2006-12-30 16:09:47

by Oleg Nesterov

[permalink] [raw]
Subject: [PATCH 3/2] fix flush_workqueue() vs CPU_DEAD race

"[PATCH 1/2] reimplement flush_workqueue()" fixed one race when CPU goes down
while flush_cpu_workqueue() plays with it. But there is another problem, CPU
can die before flush_workqueue() has a chance to call flush_cpu_workqueue().
In that case pending work_structs can migrate to CPU which was already checked,
so we should redo the "for_each_online_cpu(cpu)" loop.

Signed-off-by: Oleg Nesterov <[email protected]>

--- mm-6.20-rc2/kernel/workqueue.c~3_race 2006-12-29 18:37:31.000000000 +0300
+++ mm-6.20-rc2/kernel/workqueue.c 2006-12-30 18:09:07.000000000 +0300
@@ -65,6 +65,7 @@ struct workqueue_struct {

/* All the per-cpu workqueues on the system, for hotplug cpu to add/remove
threads to each one as cpus come/go. */
+static long hotplug_sequence __read_mostly;
static DEFINE_MUTEX(workqueue_mutex);
static LIST_HEAD(workqueues);

@@ -454,10 +455,16 @@ void fastcall flush_workqueue(struct wor
/* Always use first cpu's area. */
flush_cpu_workqueue(per_cpu_ptr(wq->cpu_wq, singlethread_cpu));
} else {
+ long sequence;
int cpu;
+again:
+ sequence = hotplug_sequence;

for_each_online_cpu(cpu)
flush_cpu_workqueue(per_cpu_ptr(wq->cpu_wq, cpu));
+
+ if (unlikely(sequence != hotplug_sequence))
+ goto again;
}
mutex_unlock(&workqueue_mutex);
}
@@ -874,6 +881,7 @@ static int __devinit workqueue_cpu_callb
cleanup_workqueue_thread(wq, hotcpu);
list_for_each_entry(wq, &workqueues, list)
take_over_work(wq, hotcpu);
+ hotplug_sequence++;
break;

case CPU_LOCK_RELEASE:


2007-01-03 00:28:06

by Andrew Morton

[permalink] [raw]
Subject: Re: [PATCH 3/2] fix flush_workqueue() vs CPU_DEAD race

On Sat, 30 Dec 2006 19:10:31 +0300
Oleg Nesterov <[email protected]> wrote:

> "[PATCH 1/2] reimplement flush_workqueue()" fixed one race when CPU goes down
> while flush_cpu_workqueue() plays with it.

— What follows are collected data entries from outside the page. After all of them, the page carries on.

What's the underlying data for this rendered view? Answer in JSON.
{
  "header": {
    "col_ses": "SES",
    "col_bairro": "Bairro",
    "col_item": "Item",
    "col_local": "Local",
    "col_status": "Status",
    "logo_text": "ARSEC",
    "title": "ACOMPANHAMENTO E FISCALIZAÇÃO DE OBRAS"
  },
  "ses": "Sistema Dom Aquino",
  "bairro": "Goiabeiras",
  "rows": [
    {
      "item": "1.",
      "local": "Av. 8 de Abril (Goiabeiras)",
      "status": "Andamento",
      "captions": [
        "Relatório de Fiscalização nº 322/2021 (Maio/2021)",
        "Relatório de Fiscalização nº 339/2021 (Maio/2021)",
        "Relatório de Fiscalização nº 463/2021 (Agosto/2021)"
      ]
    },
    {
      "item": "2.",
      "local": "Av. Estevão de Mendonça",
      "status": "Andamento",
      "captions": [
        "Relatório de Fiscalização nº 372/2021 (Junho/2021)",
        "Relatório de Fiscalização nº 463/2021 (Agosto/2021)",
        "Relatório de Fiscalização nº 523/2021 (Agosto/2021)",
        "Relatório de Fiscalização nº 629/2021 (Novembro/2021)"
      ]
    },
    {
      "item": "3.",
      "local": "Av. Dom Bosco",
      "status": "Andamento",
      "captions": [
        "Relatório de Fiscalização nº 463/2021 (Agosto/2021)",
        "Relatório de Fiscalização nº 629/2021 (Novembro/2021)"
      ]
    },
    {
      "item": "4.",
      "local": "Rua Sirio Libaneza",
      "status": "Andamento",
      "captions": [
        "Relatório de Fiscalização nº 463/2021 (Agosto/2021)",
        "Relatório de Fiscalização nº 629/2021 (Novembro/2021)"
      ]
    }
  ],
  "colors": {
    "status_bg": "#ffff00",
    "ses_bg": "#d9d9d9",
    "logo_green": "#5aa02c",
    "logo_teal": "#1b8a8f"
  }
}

But there is another problem, CPU
> can die before flush_workqueue() has a chance to call flush_cpu_workqueue().
> In that case pending work_structs can migrate to CPU which was already checked,
> so we should redo the "for_each_online_cpu(cpu)" loop.
>

I have a mental note that these:

extend-notifier_call_chain-to-count-nr_calls-made.patch
extend-notifier_call_chain-to-count-nr_calls-made-fixes.patch
extend-notifier_call_chain-to-count-nr_calls-made-fixes-2.patch
define-and-use-new-eventscpu_lock_acquire-and-cpu_lock_release.patch
define-and-use-new-eventscpu_lock_acquire-and-cpu_lock_release-fix.patch
eliminate-lock_cpu_hotplug-in-kernel-schedc.patch
eliminate-lock_cpu_hotplug-in-kernel-schedc-fix.patch
handle-cpu_lock_acquire-and-cpu_lock_release-in-workqueue_cpu_callback.patch

should be scrapped. But really I forget what their status is. Gautham,
can you please remind us where we're at?

Subject: Re: [PATCH 3/2] fix flush_workqueue() vs CPU_DEAD race

Hi Andrew,

Sorry, I am yet to check out Venki's and Oleg's patches as I
just returned from Vacation.

On Tue, Jan 02, 2007 at 04:27:27PM -0800, Andrew Morton wrote:
>
> I have a mental note that these:
>
> extend-notifier_call_chain-to-count-nr_calls-made.patch
> extend-notifier_call_chain-to-count-nr_calls-made-fixes.patch
> extend-notifier_call_chain-to-count-nr_calls-made-fixes-2.patch

These patches are needed because they allow us to send out the "failed"
notifications to only those subsystems that received the "prepare"
notifications earlier.

> define-and-use-new-eventscpu_lock_acquire-and-cpu_lock_release.patch
> define-and-use-new-eventscpu_lock_acquire-and-cpu_lock_release-fix.patch

These were posted inorder to have a common place where the subsystems
could lock their per-subsystem hotplug mutexes/semaphore from within the
cpu-hotplug-callback function. Hence they are needed IMO.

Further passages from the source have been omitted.